Simplified solution:
/^[a-zA-ZÀ-ÿ-. ]*$/
Explanation:
^ Start of the string
[ ... ]* Zero or more of the following:
a-z lowercase alphabets
A-Z Uppercase alphabets
À-ÿ Accepts lowercase and uppercase characters including letters with an umlaut
- dashes
. periods
spaces
$ End of the string
Try:
/^[\p{L}-. ]*$/u
This says:
^ Start of the string
[ ... ]* Zero or more of the following:
\p{L} Unicode letter characters
- dashes
. periods
spaces
$ End of the string
/u Enable Unicode mode in PHP
The character class I've been using is the following:
[\wÀ-Üà-øoù-ÿŒœ]
. This covers a slightly larger character set than only French, but excludes a large portion of Eastern European and Scandinavian diacriticals and letters that are not relevant to French. I find this a decent compromise between brevity and exclusivity.
To match/validate complete sentences, I use this expression:
[\w\s.,!?:;&#%’'"()«»À-Üà-øoù-ÿŒœ]
, which includes punctuation and French style quotation marks.

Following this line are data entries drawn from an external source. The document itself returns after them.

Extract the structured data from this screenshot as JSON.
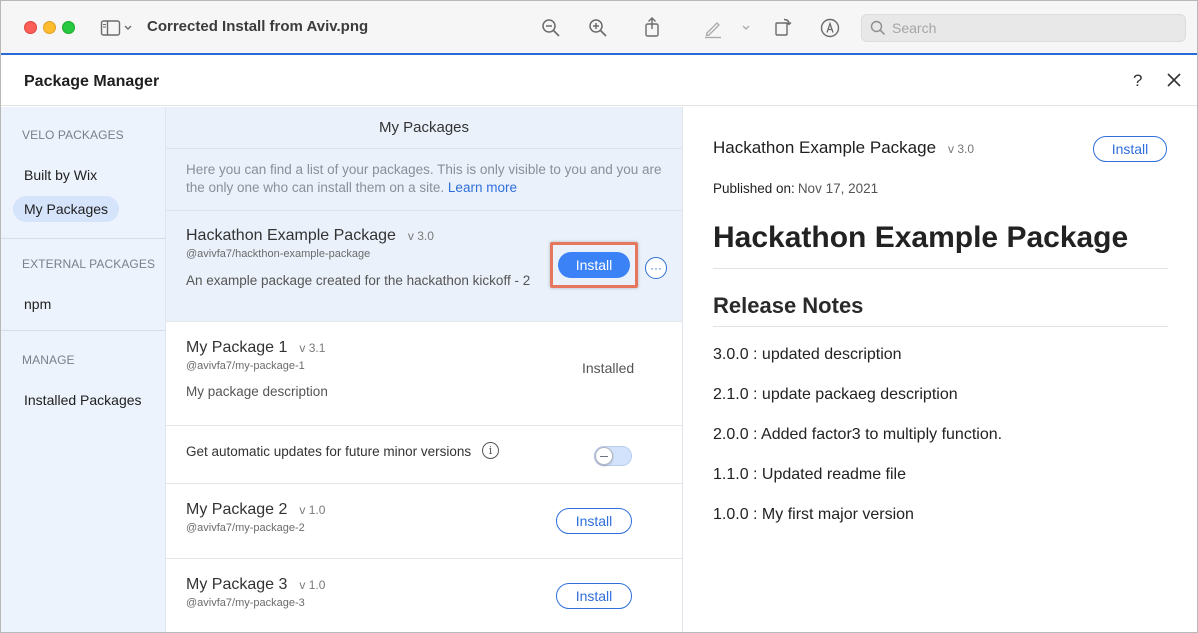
{
  "window": {
    "title": "Corrected Install from Aviv.png",
    "search_placeholder": "Search"
  },
  "panel": {
    "title": "Package Manager",
    "help_label": "?"
  },
  "sidebar": {
    "sections": [
      {
        "title": "VELO PACKAGES",
        "items": [
          "Built by Wix",
          "My Packages"
        ]
      },
      {
        "title": "EXTERNAL PACKAGES",
        "items": [
          "npm"
        ]
      },
      {
        "title": "MANAGE",
        "items": [
          "Installed Packages"
        ]
      }
    ],
    "active_item": "My Packages"
  },
  "list": {
    "heading": "My Packages",
    "intro": "Here you can find a list of your packages. This is only visible to you and you are the only one who can install them on a site.",
    "learn_more": "Learn more",
    "packages": [
      {
        "name": "Hackathon Example Package",
        "version": "v 3.0",
        "id": "@avivfa7/hackthon-example-package",
        "description": "An example package created for the hackathon kickoff - 2",
        "action": "Install",
        "more": "···"
      },
      {
        "name": "My Package 1",
        "version": "v 3.1",
        "id": "@avivfa7/my-package-1",
        "description": "My package description",
        "status": "Installed"
      },
      {
        "name": "My Package 2",
        "version": "v 1.0",
        "id": "@avivfa7/my-package-2",
        "action": "Install"
      },
      {
        "name": "My Package 3",
        "version": "v 1.0",
        "id": "@avivfa7/my-package-3",
        "action": "Install"
      }
    ],
    "auto_update": {
      "label": "Get automatic updates for future minor versions",
      "enabled": false,
      "info": "i"
    }
  },
  "detail": {
    "name": "Hackathon Example Package",
    "version": "v 3.0",
    "install_label": "Install",
    "published_label": "Published on:",
    "published_date": "Nov 17, 2021",
    "title": "Hackathon Example Package",
    "release_heading": "Release Notes",
    "notes": [
      "3.0.0 : updated description",
      "2.1.0 : update packaeg description",
      "2.0.0 : Added factor3 to multiply function.",
      "1.1.0 : Updated readme file",
      "1.0.0 : My first major version"
    ]
  },
  "colors": {
    "accent": "#3b82f6",
    "link": "#2f6fdb",
    "highlight": "#e4775d",
    "sidebar_bg": "#ecf3fd"
  }
}
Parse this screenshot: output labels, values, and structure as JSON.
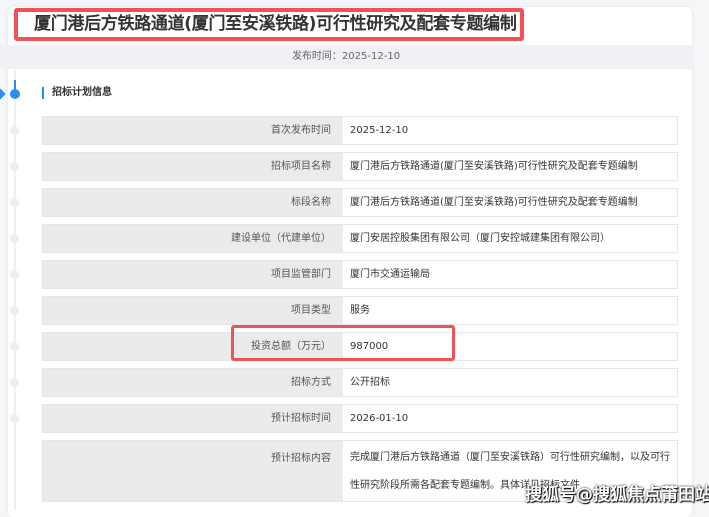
{
  "title": "厦门港后方铁路通道(厦门至安溪铁路)可行性研究及配套专题编制",
  "publish": {
    "label": "发布时间：",
    "value": "2025-12-10"
  },
  "section": "招标计划信息",
  "rows": [
    {
      "label": "首次发布时间",
      "value": "2025-12-10"
    },
    {
      "label": "招标项目名称",
      "value": "厦门港后方铁路通道(厦门至安溪铁路)可行性研究及配套专题编制"
    },
    {
      "label": "标段名称",
      "value": "厦门港后方铁路通道(厦门至安溪铁路)可行性研究及配套专题编制"
    },
    {
      "label": "建设单位（代建单位）",
      "value": "厦门安居控股集团有限公司（厦门安控城建集团有限公司）"
    },
    {
      "label": "项目监管部门",
      "value": "厦门市交通运输局"
    },
    {
      "label": "项目类型",
      "value": "服务"
    },
    {
      "label": "投资总额（万元）",
      "value": "987000"
    },
    {
      "label": "招标方式",
      "value": "公开招标"
    },
    {
      "label": "预计招标时间",
      "value": "2026-01-10"
    },
    {
      "label": "预计招标内容",
      "value": "完成厦门港后方铁路通道（厦门至安溪铁路）可行性研究编制，以及可行性研究阶段所需各配套专题编制。具体详见招标文件"
    }
  ],
  "watermark": "搜狐号@搜狐焦点莆田站",
  "colors": {
    "accent": "#2d8cf0",
    "highlight": "#f25257"
  }
}
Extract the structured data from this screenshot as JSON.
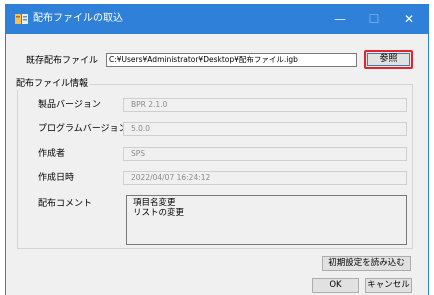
{
  "window": {
    "title": "配布ファイルの取込",
    "minimize_glyph": "—",
    "maximize_glyph": "☐",
    "close_glyph": "✕",
    "titlebar_color": "#2f80d8"
  },
  "existing_file": {
    "label": "既存配布ファイル",
    "path": "C:¥Users¥Administrator¥Desktop¥配布ファイル.igb",
    "browse_label": "参照"
  },
  "info": {
    "legend": "配布ファイル情報",
    "product_version_label": "製品バージョン",
    "product_version": "BPR 2.1.0",
    "program_version_label": "プログラムバージョン",
    "program_version": "5.0.0",
    "author_label": "作成者",
    "author": "SPS",
    "created_label": "作成日時",
    "created": "2022/04/07 16:24:12",
    "comment_label": "配布コメント",
    "comment_lines": [
      "項目名変更",
      "リストの変更"
    ]
  },
  "buttons": {
    "load_initial": "初期設定を読み込む",
    "ok": "OK",
    "cancel": "キャンセル"
  }
}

This line of regex pass throug all of cirano de bergerac french text: (you will need to remove markup language characters http://www.gutenberg.org/files/1256/1256-8.txt
^([0-9A-Za-z\u00C0-\u017F\ ,.\;'\-()\s\:\!\?\"])+
All French and Spanish accents
/^[a-zA-ZàâäæáãåāèéêëęėēîïīįíìôōøõóòöœùûüūúÿçćčńñÀÂÄÆÁÃÅĀÈÉÊËĘĖĒÎÏĪĮÍÌÔŌØÕÓÒÖŒÙÛÜŪÚŸÇĆČŃÑ .-]*$/
This might suit:
/^[ a-zA-Z\xBF-\xFF\.-]+$/
It lets a few extra chars in, like ÷, but it handles quite a few of the accented characters.